A city allocation to an alcohol and drug treatment program drew some criticism Monday.

A city allocation to an alcohol and drug treatment program drew some criticism Monday.

Up until now, the Omega Project has not been approved to receive funds from the city of McPherson.

However, as of Monday, the houses will receive $7,500 from the city’s special alcohol and drug program’s fund for its leadership training program.

The Omega Project is a faith-based program in McPherson that works to assist men with drug and alcohol addictions. Currently, the project has five houses, servicing a total of 25 men.

Gerry Bley, a McPherson resident, expressed concerns during the city commission meeting on the use of the funds, saying that the city should be careful regarding the use of taxpayer dollars toward faith-based organizations.

“I would support a program like this, but only under certain conditions,” Bley said. “I do not believe in supporting a particular religion with tax dollars. One problem with giving tax dollars to a religious organization that has a charismatic leader is that they believe in divine authority, and how could there be any other answer but what divine authority tells you.”

Mayor Tom Brown assured the funds only would be used in the training of leaders for the Omega Houses and would not directly benefit any particular faith. The purchase of faith-based literature or costs behind religious study would remain in the hands of the Omega Project.

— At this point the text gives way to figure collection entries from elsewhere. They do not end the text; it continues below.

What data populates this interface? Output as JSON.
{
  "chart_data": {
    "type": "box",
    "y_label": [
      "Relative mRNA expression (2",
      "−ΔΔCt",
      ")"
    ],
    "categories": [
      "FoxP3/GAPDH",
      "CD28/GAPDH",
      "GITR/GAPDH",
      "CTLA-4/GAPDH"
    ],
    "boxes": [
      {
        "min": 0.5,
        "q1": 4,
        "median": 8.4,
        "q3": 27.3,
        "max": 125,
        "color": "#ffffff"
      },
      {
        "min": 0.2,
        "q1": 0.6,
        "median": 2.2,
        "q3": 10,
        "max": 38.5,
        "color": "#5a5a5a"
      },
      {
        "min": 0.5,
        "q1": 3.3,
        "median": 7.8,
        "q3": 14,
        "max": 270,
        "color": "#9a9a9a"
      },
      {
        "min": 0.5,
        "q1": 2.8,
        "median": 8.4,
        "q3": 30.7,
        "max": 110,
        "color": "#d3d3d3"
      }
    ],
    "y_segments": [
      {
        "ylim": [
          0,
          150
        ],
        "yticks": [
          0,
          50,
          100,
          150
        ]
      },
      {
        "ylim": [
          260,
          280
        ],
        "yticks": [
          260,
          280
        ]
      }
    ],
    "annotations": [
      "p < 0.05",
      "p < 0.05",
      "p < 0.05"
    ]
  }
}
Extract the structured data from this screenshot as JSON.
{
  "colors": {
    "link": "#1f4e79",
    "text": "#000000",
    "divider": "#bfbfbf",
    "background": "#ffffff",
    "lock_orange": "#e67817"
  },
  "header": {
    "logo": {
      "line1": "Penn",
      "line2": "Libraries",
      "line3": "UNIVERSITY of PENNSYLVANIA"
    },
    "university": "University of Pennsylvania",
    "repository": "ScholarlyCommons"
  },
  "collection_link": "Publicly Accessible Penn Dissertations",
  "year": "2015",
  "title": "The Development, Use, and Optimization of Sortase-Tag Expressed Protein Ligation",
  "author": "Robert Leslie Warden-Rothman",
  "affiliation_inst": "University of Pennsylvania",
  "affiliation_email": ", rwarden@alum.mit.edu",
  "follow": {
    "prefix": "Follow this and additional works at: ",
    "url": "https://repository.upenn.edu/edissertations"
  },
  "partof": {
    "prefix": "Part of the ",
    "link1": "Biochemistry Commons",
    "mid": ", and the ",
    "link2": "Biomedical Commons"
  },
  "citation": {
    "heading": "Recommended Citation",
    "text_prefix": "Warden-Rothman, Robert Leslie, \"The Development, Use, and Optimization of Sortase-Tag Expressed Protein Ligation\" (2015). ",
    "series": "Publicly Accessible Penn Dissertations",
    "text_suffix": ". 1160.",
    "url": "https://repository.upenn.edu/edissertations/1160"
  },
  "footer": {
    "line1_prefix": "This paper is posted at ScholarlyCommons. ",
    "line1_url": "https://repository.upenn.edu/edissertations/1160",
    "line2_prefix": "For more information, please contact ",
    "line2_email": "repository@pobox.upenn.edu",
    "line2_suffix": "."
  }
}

The city’s special alcohol and drug program’s fund receives money annually from taxes on alcohol, and the city is required to spend the funds on alcohol and drug abuse treatment programs.

The allocation of these funds is in the hands of the City of McPherson Special Alcohol and Drug Abuse Committee, who approved $7,500 allocation for the Omega Project on Feb. 19. The formal approval of those funds was granted by city commissioners on Monday. The funds are to go toward leadership training for the houses, and the project is to provide a report on the use of the funds on a semi-annual basis. The agreement is to last for a year, after which the city will review any possible continued spending.

In other business:

• Larry Helms, with Mac Area Cruisers, was approved to use Lakeside Park for the Mac Area Cruiser’s car show. The car show will be on Sept. 14.

• Commissioners approved the vacation of a portion of public street right-of-way, located adjacent to old U.S. Highway 50 and First Street. The vacation is part of the city’s First Street project.

• Commissioners approved an agreement with Craig P. Corrigon for the placement of monuments on Turkey Creek Golf Course and for advertisement. All revenue generated by the advertisement is to be divided evenly between the vendor and the city.

• Matt Bay, a local Boy Scout working on his Eagle Scout credit, was approved to install a map board in the southeast corner of Linnea Park, around the intersection of Elm and Marlin. The map board will show four different walking paths within the city limits. The city is not paying for materials.

• The commission approved $16,500 for Amendment Three, an agreement for Cook Flatt & Strobel, design and engineers for the First Street project, to manage bids and contract documents for the project.

• Commission approved $33,008 for final quantities for street and stormwater improvements at The Veranda.

• Commissioners approved $12,636 to build 20 public parking spaces in front of Lakeside Towers, 729 Kerschner Drive. Lakeside Towers will pay for the cost of materials, while the city shall contribute free labor.